Train with 16-bit compute and an fp32 safety net:
-
16-bit compute. Do the forward and backward passes in fp16 or bf16 —
half the memory, roughly double the throughput of fp32.
-
fp32 master weights. Keep the authoritative weights in fp32 and apply
every optimizer update there, so tiny updates are not lost to rounding.
-
fp16 loss scaling.
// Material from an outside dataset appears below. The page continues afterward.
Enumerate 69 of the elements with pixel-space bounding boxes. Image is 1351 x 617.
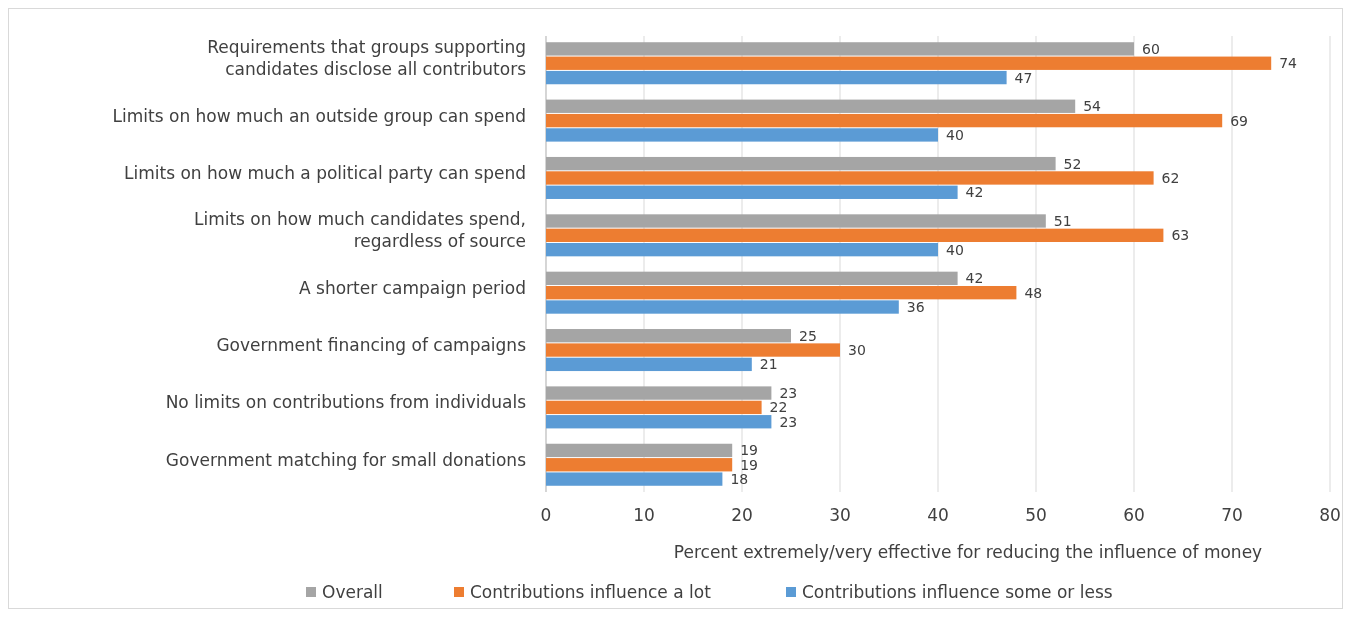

For fp16, multiply the loss by
S before backward (so small gradients survive) and divide by
S before the update — exact by linearity.
-
bf16 ⇒ no scaling. bf16 has fp32's exponent range, so gradients do not
underflow and loss scaling is unnecessary — the modern default.
A floating-point value is (-1)^{\text{sign}} \times 1.\text{mantissa} \times 2^{\text{exponent}}.
The exponent field is a range dial and the mantissa field is a resolution dial, and the
three formats just split their bits between the two:
\begin{aligned} \text{fp32:}&\quad 1\ \text{sign} \;+\; 8\ \text{exp} \;+\; 23\ \text{mantissa} = 32 \\ \text{fp16:}&\quad 1\ \text{sign} \;+\; 5\ \text{exp} \;+\; 10\ \text{mantissa} = 16 \\ \text{bf16:}&\quad 1\ \text{sign} \;+\; 8\ \text{exp} \;+\; 7\ \text{mantissa} = 16 \end{aligned}
bf16 is literally fp32 with the bottom 16 mantissa bits chopped off: same exponent field,
so casting fp32 ↔ bf16 never overflows. That is why deep-learning hardware made bf16 the
native training format — you keep the range you reasoned about in fp32 and simply tolerate
coarser rounding, which stochastic gradient noise washes out anyway.